Before going to the practical aspects of my AI learning journey, I set out to understand how Large Language Models (LLMs) work, what the future potential of the technology might be and what kind of dangers might await us if things are running away. There is a lot of material out there on all of these topics and the first thing I wanted to find was an explanation of how LLMs work in less than 10 minutes.

The 10 Minute Intro

Here’s a good video on the topic by Matt Penny on Youtube. He has lots of videos on AI topis that have more than 10k views and a subscriber base of 17k at the time of writing. One of his videos has even been viewed more than 200k times. And yet, this particular video on the basics, posted 9 months ago, has less than 500 views. 200k vs. 500 views, I think that says a lot where the interest of 99.99% of the population lies. Anyway, if you want to understand the basics, including what a ‘token’ is, a word that is used all the time when talking about LLMs, how they work and how much a question costs that is being run through them, then this is your place to go.
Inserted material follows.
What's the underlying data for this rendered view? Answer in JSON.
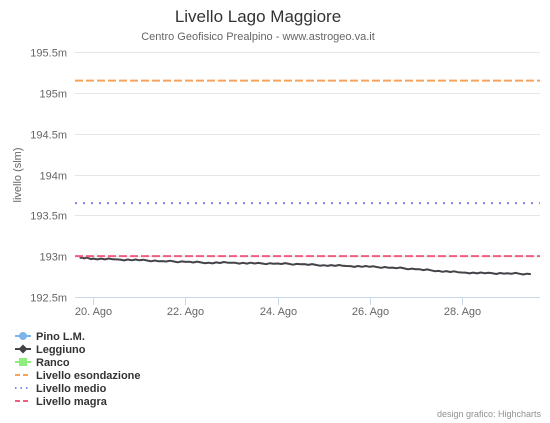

Long story short, i.e. my personal elevator pitch: All LLMs we use today generate output text based on input text. They do so based on a previous massive learning phase, in which an LLM has learnt which words follow after each other in a large text corpus. Large in this context means the better part of text that can be found on the Internet today. An LLM doesn’t understand the output that it makes, it doesn’t reason, it doesn’t think, it applies the previously learnt knowledge which words follow which from a statistical point of view.

More Details

Next, I wanted to dig a bit deeper and here is a good article on Medium that describes a number of aspects of LLMs in more detail without mentioning the word ‘token’ a single time. On the one hand, the article describes LLMs in a simpler way than the video linked to above while on the other hand it explains many more ideas around how to get from ‘input tokens’ to ‘output tokens’.

The Future

These days, it feels like a new LLM model is being announced on a daily basis and being marketed as significantly improved over its predecessor. Also, there is not a single day in which not at least a handful of novel and revolutionary applications for LLMs are discussed in the press. It is easy to loose focus. And while a lot of this is marketing, the fact remains that the technology advances at an incredible rate. Some, like Nobel prize laureate Geoffrey Hinton, also referred to as the godfather of AI, fears that the race to an Artificial General Intelligence (AGI) might lead to a singularity, at which an AI becomes more intelligent than its creators and is capable of improving itself. Once the singularity has been passed, the AI might become more and more intelligent at an accelerated pace, with no human intervention required. This might have a significant impact on society and the human race in general, not all of it necessarily good. Here’s a link to a recent video on Youtube in which Neil deGrasse Tyson interviews Geoff Hinton on the topic. This is kind of a scary outlook. However, I think it is important to understand where this technology might be going if no limiting factors such as running out of money and resources in the next couple of years set a natural limit to the ongoing development.

Next Steps

So much for the theoretical, ethical and societal aspects of this topic. In the following blog posts, I will have a look at this topic in a way that is relevant for me here and now: How can I use local and remote LLMs for use cases that are interesting to me ranging from search and translation to agentic use of LLMs and AI coding assistance in my software development process, always with an eye on protecting my own data, which should not flow uncontrollably out into some unknown clouds. As you will see, it is going to be a wild ride.